En definitiva, los rentistas –los ahorradores que, a cambio de no consumir todas sus rentas, perciben una porción de la enorme riqueza que continuamente generan para los consumidores– son uno de los grandes patronos del capitalismo. Acaso el sujeto por excelencia del mismo, aquel por el que nuestro bienestar no ha dejado de crecer pese al devastador y omnipresente intervencionismo estatal. No sienta ninguna vergüenza por ser o querer convertirse en rentista: al cabo, uno de los programas estrella de la izquierda, la llamada renta básica, no es otra cosa que un intento cutre de tratar de convertir a todo el mundo en rentistas.
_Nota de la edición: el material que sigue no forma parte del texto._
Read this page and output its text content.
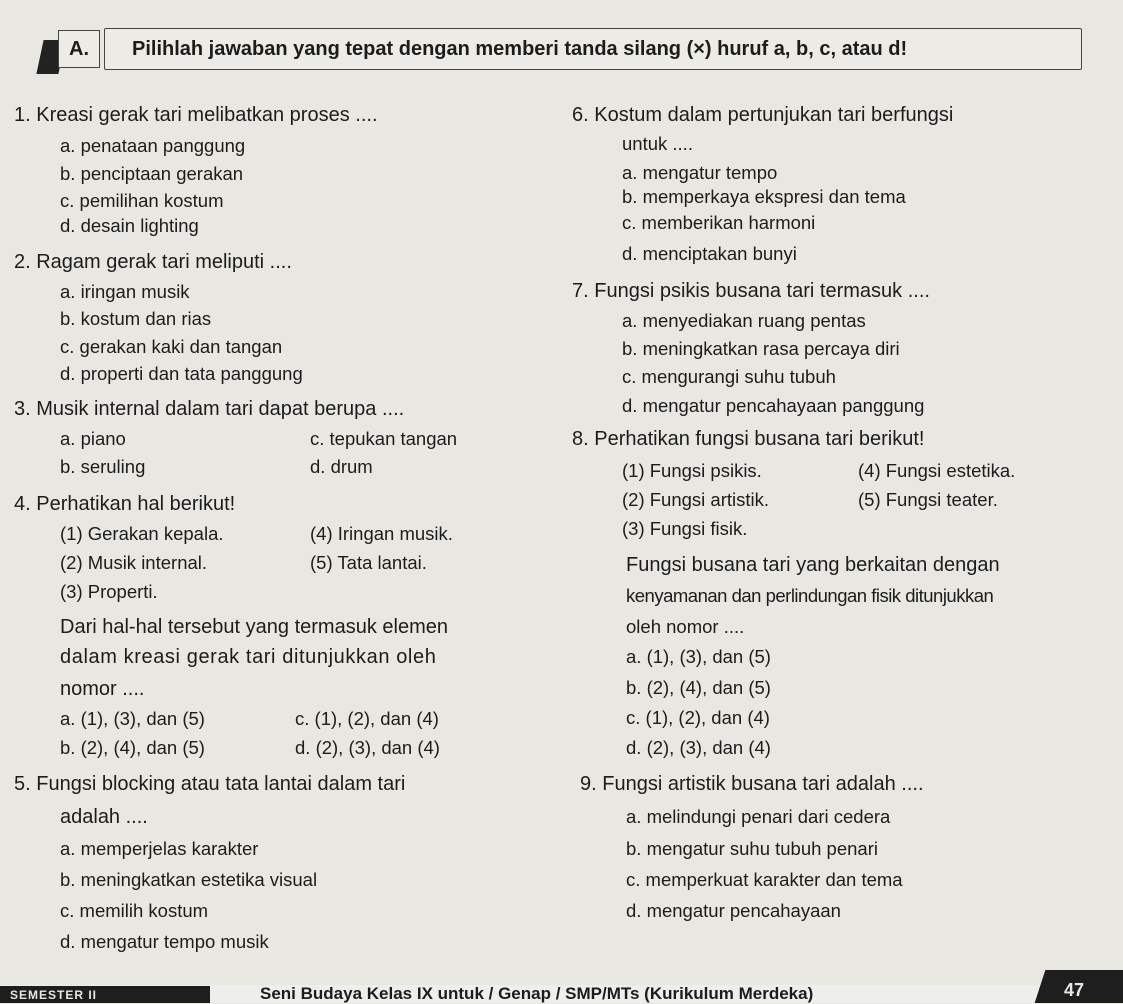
A.	Pilihlah jawaban yang tepat dengan memberi tanda silang (×) huruf a, b, c, atau d!
1. Kreasi gerak tari melibatkan proses ....
a. penataan panggung
b. penciptaan gerakan
c. pemilihan kostum
d. desain lighting
2. Ragam gerak tari meliputi ....
a. iringan musik
b. kostum dan rias
c. gerakan kaki dan tangan
d. properti dan tata panggung
3. Musik internal dalam tari dapat berupa ....
a. piano	c. tepukan tangan
b. seruling	d. drum
4. Perhatikan hal berikut!
(1) Gerakan kepala.	(4) Iringan musik.
(2) Musik internal.	(5) Tata lantai.
(3) Properti.
Dari hal-hal tersebut yang termasuk elemen
dalam kreasi gerak tari ditunjukkan oleh
nomor ....
a. (1), (3), dan (5)	c. (1), (2), dan (4)
b. (2), (4), dan (5)	d. (2), (3), dan (4)
5. Fungsi blocking atau tata lantai dalam tari
adalah ....
a. memperjelas karakter
b. meningkatkan estetika visual
c. memilih kostum
d. mengatur tempo musik
6. Kostum dalam pertunjukan tari berfungsi
untuk ....
a. mengatur tempo
b. memperkaya ekspresi dan tema
c. memberikan harmoni
d. menciptakan bunyi
7. Fungsi psikis busana tari termasuk ....
a. menyediakan ruang pentas
b. meningkatkan rasa percaya diri
c. mengurangi suhu tubuh
d. mengatur pencahayaan panggung
8. Perhatikan fungsi busana tari berikut!
(1) Fungsi psikis.	(4) Fungsi estetika.
(2) Fungsi artistik.	(5) Fungsi teater.
(3) Fungsi fisik.
Fungsi busana tari yang berkaitan dengan
kenyamanan dan perlindungan fisik ditunjukkan
oleh nomor ....
a. (1), (3), dan (5)
b. (2), (4), dan (5)
c. (1), (2), dan (4)
d. (2), (3), dan (4)
9. Fungsi artistik busana tari adalah ....
a. melindungi penari dari cedera
b. mengatur suhu tubuh penari
c. memperkuat karakter dan tema
d. mengatur pencahayaan
SEMESTER II	Seni Budaya Kelas IX untuk / Genap / SMP/MTs (Kurikulum Merdeka)	47
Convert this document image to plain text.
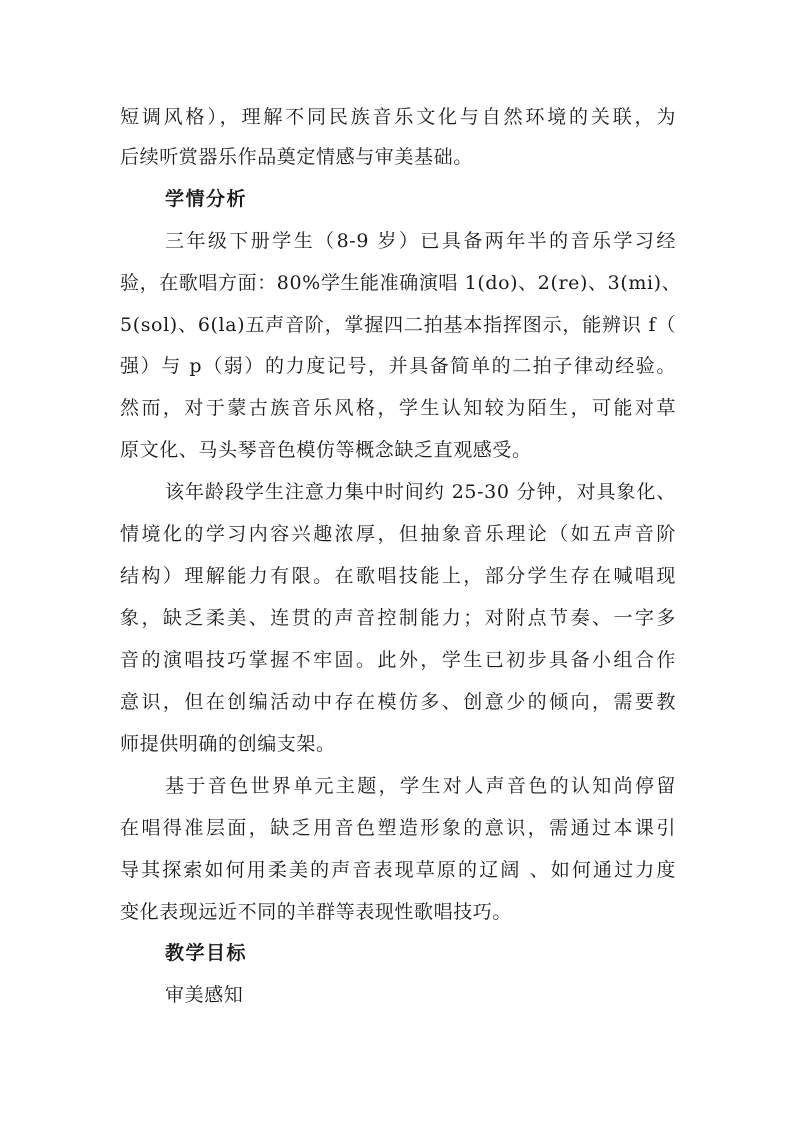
短调风格），理解不同民族音乐文化与自然环境的关联，为
后续听赏器乐作品奠定情感与审美基础。
学情分析
三年级下册学生（8-9 岁）已具备两年半的音乐学习经
验，在歌唱方面：80%学生能准确演唱 1(do)、2(re)、3(mi)、
5(sol)、6(la)五声音阶，掌握四二拍基本指挥图示，能辨识 f（
强）与 p（弱）的力度记号，并具备简单的二拍子律动经验。
然而，对于蒙古族音乐风格，学生认知较为陌生，可能对草
原文化、马头琴音色模仿等概念缺乏直观感受。
该年龄段学生注意力集中时间约 25-30 分钟，对具象化、
情境化的学习内容兴趣浓厚，但抽象音乐理论（如五声音阶
结构）理解能力有限。在歌唱技能上，部分学生存在喊唱现
象，缺乏柔美、连贯的声音控制能力；对附点节奏、一字多
音的演唱技巧掌握不牢固。此外，学生已初步具备小组合作
意识，但在创编活动中存在模仿多、创意少的倾向，需要教
师提供明确的创编支架。
基于音色世界单元主题，学生对人声音色的认知尚停留
在唱得准层面，缺乏用音色塑造形象的意识，需通过本课引
导其探索如何用柔美的声音表现草原的辽阔 、如何通过力度
变化表现远近不同的羊群等表现性歌唱技巧。
教学目标
审美感知
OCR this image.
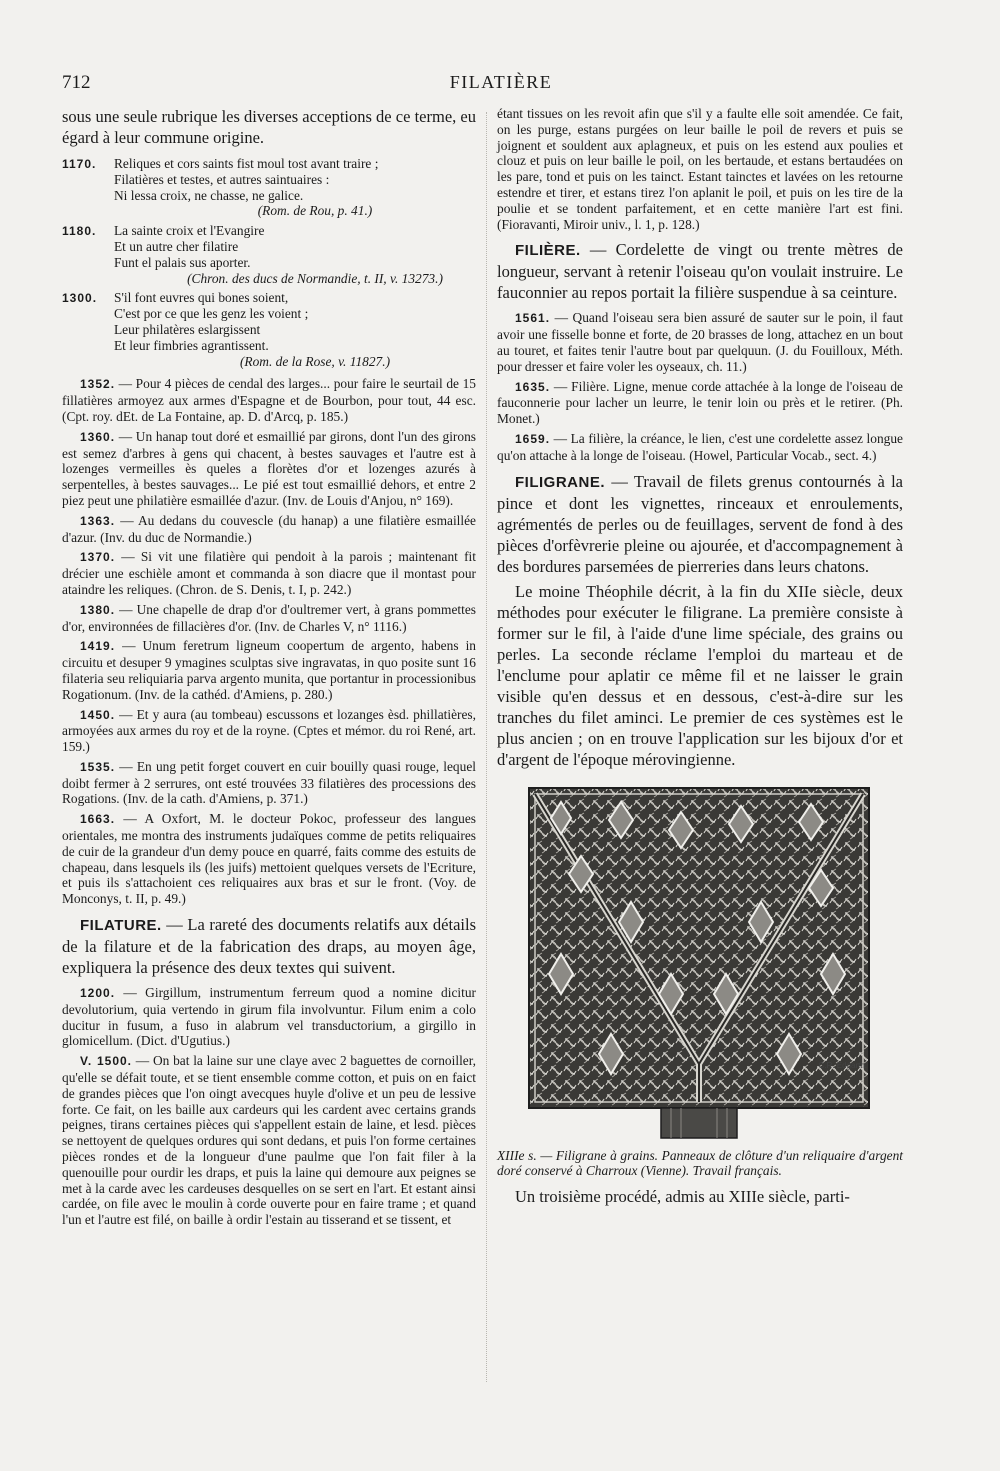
712	FILATIÈRE

sous une seule rubrique les diverses acceptions de ce terme, eu égard à leur commune origine.

1170.	Reliques et cors saints fist moul tost avant traire ;
Filatières et testes, et autres saintuaires :
Ni lessa croix, ne chasse, ne galice.
(Rom. de Rou, p. 41.)
1180.	La sainte croix et l'Evangire
Et un autre cher filatire
Funt el palais sus aporter.
(Chron. des ducs de Normandie, t. II, v. 13273.)
1300.	S'il font euvres qui bones soient,
C'est por ce que les genz les voient ;
Leur philatères eslargissent
Et leur fimbries agrantissent.
(Rom. de la Rose, v. 11827.)

1352. — Pour 4 pièces de cendal des larges... pour faire le seurtail de 15 fillatières armoyez aux armes d'Espagne et de Bourbon, pour tout, 44 esc. (Cpt. roy. dEt. de La Fontaine, ap. D. d'Arcq, p. 185.)

1360. — Un hanap tout doré et esmaillié par girons, dont l'un des girons est semez d'arbres à gens qui chacent, à bestes sauvages et l'autre est à lozenges vermeilles ès queles a florètes d'or et lozenges azurés à serpentelles, à bestes sauvages... Le pié est tout esmaillié dehors, et entre 2 piez peut une philatière esmaillée d'azur. (Inv. de Louis d'Anjou, n° 169).

1363. — Au dedans du couvescle (du hanap) a une filatière esmaillée d'azur. (Inv. du duc de Normandie.)

1370. — Si vit une filatière qui pendoit à la parois ; maintenant fit drécier une eschièle amont et commanda à son diacre que il montast pour ataindre les reliques. (Chron. de S. Denis, t. I, p. 242.)

1380. — Une chapelle de drap d'or d'oultremer vert, à grans pommettes d'or, environnées de fillacières d'or. (Inv. de Charles V, n° 1116.)

1419. — Unum feretrum ligneum coopertum de argento, habens in circuitu et desuper 9 ymagines sculptas sive ingravatas, in quo posite sunt 16 filateria seu reliquiaria parva argento munita, que portantur in processionibus Rogationum. (Inv. de la cathéd. d'Amiens, p. 280.)

1450. — Et y aura (au tombeau) escussons et lozanges èsd. phillatières, armoyées aux armes du roy et de la royne. (Cptes et mémor. du roi René, art. 159.)

1535. — En ung petit forget couvert en cuir bouilly quasi rouge, lequel doibt fermer à 2 serrures, ont esté trouvées 33 filatières des processions des Rogations. (Inv. de la cath. d'Amiens, p. 371.)

1663. — A Oxfort, M. le docteur Pokoc, professeur des langues orientales, me montra des instruments judaïques comme de petits reliquaires de cuir de la grandeur d'un demy pouce en quarré, faits comme des estuits de chapeau, dans lesquels ils (les juifs) mettoient quelques versets de l'Ecriture, et puis ils s'attachoient ces reliquaires aux bras et sur le front. (Voy. de Monconys, t. II, p. 49.)

FILATURE. — La rareté des documents relatifs aux détails de la filature et de la fabrication des draps, au moyen âge, expliquera la présence des deux textes qui suivent.

1200. — Girgillum, instrumentum ferreum quod a nomine dicitur devolutorium, quia vertendo in girum fila involvuntur. Filum enim a colo ducitur in fusum, a fuso in alabrum vel transductorium, a girgillo in glomicellum. (Dict. d'Ugutius.)

V. 1500. — On bat la laine sur une claye avec 2 baguettes de cornoiller, qu'elle se défait toute, et se tient ensemble comme cotton, et puis on en faict de grandes pièces que l'on oingt avecques huyle d'olive et un peu de lessive forte. Ce fait, on les baille aux cardeurs qui les cardent avec certains grands peignes, tirans certaines pièces qui s'appellent estain de laine, et lesd. pièces se nettoyent de quelques ordures qui sont dedans, et puis l'on forme certaines pièces rondes et de la longueur d'une paulme que l'on fait filer à la quenouille pour ourdir les draps, et puis la laine qui demoure aux peignes se met à la carde avec les cardeuses desquelles on se sert en l'art. Et estant ainsi cardée, on file avec le moulin à corde ouverte pour en faire trame ; et quand l'un et l'autre est filé, on baille à ordir l'estain au tisserand et se tissent, et

étant tissues on les revoit afin que s'il y a faulte elle soit amendée. Ce fait, on les purge, estans purgées on leur baille le poil de revers et puis se joignent et souldent aux aplagneux, et puis on les estend aux poulies et clouz et puis on leur baille le poil, on les bertaude, et estans bertaudées on les pare, tond et puis on les tainct. Estant tainctes et lavées on les retourne estendre et tirer, et estans tirez l'on aplanit le poil, et puis on les tire de la poulie et se tondent parfaitement, et en cette manière l'art est fini. (Fioravanti, Miroir univ., l. 1, p. 128.)

FILIÈRE. — Cordelette de vingt ou trente mètres de longueur, servant à retenir l'oiseau qu'on voulait instruire. Le fauconnier au repos portait la filière suspendue à sa ceinture.

1561. — Quand l'oiseau sera bien assuré de sauter sur le poin, il faut avoir une fisselle bonne et forte, de 20 brasses de long, attachez en un bout au touret, et faites tenir l'autre bout par quelquun. (J. du Fouilloux, Méth. pour dresser et faire voler les oyseaux, ch. 11.)

1635. — Filière. Ligne, menue corde attachée à la longe de l'oiseau de fauconnerie pour lacher un leurre, le tenir loin ou près et le retirer. (Ph. Monet.)

1659. — La filière, la créance, le lien, c'est une cordelette assez longue qu'on attache à la longe de l'oiseau. (Howel, Particular Vocab., sect. 4.)

FILIGRANE. — Travail de filets grenus contournés à la pince et dont les vignettes, rinceaux et enroulements, agrémentés de perles ou de feuillages, servent de fond à des pièces d'orfèvrerie pleine ou ajourée, et d'accompagnement à des bordures parsemées de pierreries dans leurs chatons.

Le moine Théophile décrit, à la fin du XIIe siècle, deux méthodes pour exécuter le filigrane. La première consiste à former sur le fil, à l'aide d'une lime spéciale, des grains ou perles. La seconde réclame l'emploi du marteau et de l'enclume pour aplatir ce même fil et ne laisser le grain visible qu'en dessus et en dessous, c'est-à-dire sur les tranches du filet aminci. Le premier de ces systèmes est le plus ancien ; on en trouve l'application sur les bijoux d'or et d'argent de l'époque mérovingienne.

C.R. Edgarth.

XIIIe s. — Filigrane à grains. Panneaux de clôture d'un reliquaire d'argent doré conservé à Charroux (Vienne). Travail français.

Un troisième procédé, admis au XIIIe siècle, parti-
Con una pequeña diferencia: la renta básica no se paga con cargo a los rendimientos del ahorro que cada receptor ha efectuado sino con cargo al consumo del capital ajeno; es decir, no es el resultado de incrementar el bienestar ajeno, presente y futuro, sino de reducirlo. Por eso los ahorradores capitalistas multiplican la riqueza y los redistribucionistas estatistas la dividen.